Payroll corrections are completed through the HRIS Payroll system by using a Labor Distribution form. Refer to the Payroll Manual for further information. Note that any changes or cost transfers must be supported by accounting records. Progress reports sent to sponsoring agencies must reflect data reported on effort reports. Payroll changes are very limited after fiscal year end close.
Note: Prior year corrections must contain appropriate justification on the labor distribution form and be approved by the Office of Post Award Administration Manager. The approved redistribution will be entered by the Business Affairs Payroll staff.
If payroll correction is for a prior quarter, and the Personnel Activity Report (PAR) form has already been signed and submitted to the Office of Post Award Administration, it will be necessary to correct the PAR form. The individual will need to re-sign the form. The corrected PAR form should then be forwarded to the Office of Post Award Administration. The department is required to retain backup documentation for review.
Once the grant or contract has ended, the 90-day rule does not apply.
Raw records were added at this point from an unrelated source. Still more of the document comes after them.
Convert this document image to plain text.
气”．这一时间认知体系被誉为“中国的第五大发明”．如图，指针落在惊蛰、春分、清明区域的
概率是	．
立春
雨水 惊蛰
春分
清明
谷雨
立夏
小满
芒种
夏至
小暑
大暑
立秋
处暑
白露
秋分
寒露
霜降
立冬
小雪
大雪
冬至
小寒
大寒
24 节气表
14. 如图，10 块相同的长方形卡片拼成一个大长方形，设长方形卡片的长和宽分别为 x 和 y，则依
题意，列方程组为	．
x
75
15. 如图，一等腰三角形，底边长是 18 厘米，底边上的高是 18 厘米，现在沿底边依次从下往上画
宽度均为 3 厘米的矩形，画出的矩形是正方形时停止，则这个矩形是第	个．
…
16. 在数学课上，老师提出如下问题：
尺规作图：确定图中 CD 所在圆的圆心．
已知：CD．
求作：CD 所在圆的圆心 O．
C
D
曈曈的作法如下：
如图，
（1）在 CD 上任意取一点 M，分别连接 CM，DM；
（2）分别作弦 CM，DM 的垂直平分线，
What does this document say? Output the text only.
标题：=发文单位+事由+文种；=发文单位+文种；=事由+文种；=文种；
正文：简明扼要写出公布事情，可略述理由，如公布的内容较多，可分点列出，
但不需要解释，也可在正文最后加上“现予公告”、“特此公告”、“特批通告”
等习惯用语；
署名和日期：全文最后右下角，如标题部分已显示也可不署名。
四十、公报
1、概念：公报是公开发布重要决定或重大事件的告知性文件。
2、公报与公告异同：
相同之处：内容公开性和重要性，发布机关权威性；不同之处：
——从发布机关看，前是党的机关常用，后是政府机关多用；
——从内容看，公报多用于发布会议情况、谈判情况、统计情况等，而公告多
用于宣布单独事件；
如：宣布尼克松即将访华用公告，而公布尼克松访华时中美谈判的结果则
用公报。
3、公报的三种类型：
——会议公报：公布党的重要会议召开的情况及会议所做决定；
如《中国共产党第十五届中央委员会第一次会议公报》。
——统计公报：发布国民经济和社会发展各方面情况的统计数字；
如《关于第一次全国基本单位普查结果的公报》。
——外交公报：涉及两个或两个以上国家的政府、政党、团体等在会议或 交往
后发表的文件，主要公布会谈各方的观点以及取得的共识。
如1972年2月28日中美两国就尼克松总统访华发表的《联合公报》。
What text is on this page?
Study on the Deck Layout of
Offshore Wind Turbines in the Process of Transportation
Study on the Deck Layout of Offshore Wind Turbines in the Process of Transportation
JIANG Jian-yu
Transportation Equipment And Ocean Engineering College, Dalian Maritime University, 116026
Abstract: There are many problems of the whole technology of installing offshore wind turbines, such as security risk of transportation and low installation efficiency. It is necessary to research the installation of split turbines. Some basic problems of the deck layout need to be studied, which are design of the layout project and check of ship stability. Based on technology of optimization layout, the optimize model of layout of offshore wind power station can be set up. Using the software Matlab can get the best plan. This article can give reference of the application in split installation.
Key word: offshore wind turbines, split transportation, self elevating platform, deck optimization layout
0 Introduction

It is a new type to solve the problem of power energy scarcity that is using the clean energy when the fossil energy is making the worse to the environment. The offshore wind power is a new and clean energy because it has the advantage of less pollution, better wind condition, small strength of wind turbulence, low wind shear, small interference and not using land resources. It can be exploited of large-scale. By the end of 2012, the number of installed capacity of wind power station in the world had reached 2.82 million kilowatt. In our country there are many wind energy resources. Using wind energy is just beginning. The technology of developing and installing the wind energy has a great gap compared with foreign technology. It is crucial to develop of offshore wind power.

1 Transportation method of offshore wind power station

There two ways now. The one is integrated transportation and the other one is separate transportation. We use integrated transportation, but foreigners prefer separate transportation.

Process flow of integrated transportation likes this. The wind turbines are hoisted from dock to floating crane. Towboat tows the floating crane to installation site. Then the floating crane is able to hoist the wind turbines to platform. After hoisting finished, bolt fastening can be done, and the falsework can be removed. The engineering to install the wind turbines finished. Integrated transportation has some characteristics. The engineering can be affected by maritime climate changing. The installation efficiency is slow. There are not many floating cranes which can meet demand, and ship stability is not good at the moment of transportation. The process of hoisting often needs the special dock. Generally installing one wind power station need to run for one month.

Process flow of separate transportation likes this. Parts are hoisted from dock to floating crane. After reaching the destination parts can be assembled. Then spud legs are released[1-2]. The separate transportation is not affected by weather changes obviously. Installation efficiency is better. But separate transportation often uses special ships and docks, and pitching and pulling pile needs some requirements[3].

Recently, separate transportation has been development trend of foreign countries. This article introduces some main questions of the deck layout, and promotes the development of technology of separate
It will be necessary to follow the policy for closeout. See Section 300: Closeout of Award in the GCG Manual.
D. Backup Documentation
Purpose: Documentation is a key element in providing support for a cost transfer and explains the purpose of why the cost transfer was done. Cost transfer documentation is needed for OSU's external auditors. Additionally, Federal auditors carefully examine cost transfers made by universities. Thorough explanations and documentation is essential to avoid audit comments and possible disallowances.
Documentation should be able to provide the reviewer with a clear purpose as to why you are making the entry. Documentation must also be clearly labeled, should be understandable to the reviewer, and include an acceptable type of approval as outlined below.
Examples of Documentation Types:
- Transaction Detail Reports
- Banner Reports
- Data warehouse reports
- Supporting schedules-such as excel documents and stand-alone reports from independent operating systems.
- Other documents-if specific e-mails or word documents provide a better understanding of the entry, you should attach those documents to the entry. Previous journal entries that were done incorrectly can provide support on a corrected journal entry.
Acceptable Types of Approval
- E-mail from PI approving or confirming change
- Written request for change from PI
- Detail report signed by PI, that includes correction
All journal voucher entries and complete supporting documentation should be kept by the department for verification during the course of an audit or other review.
- 3 years after final financial report is submitted and the project is closed, or
- For awards that are renewed quarterly or annually, 3 years after quarterly or annual financial report is submitted unless specified as longer by the terms of the contract, or
- All records for any project under audit must be kept, even if it exceeds 3 years.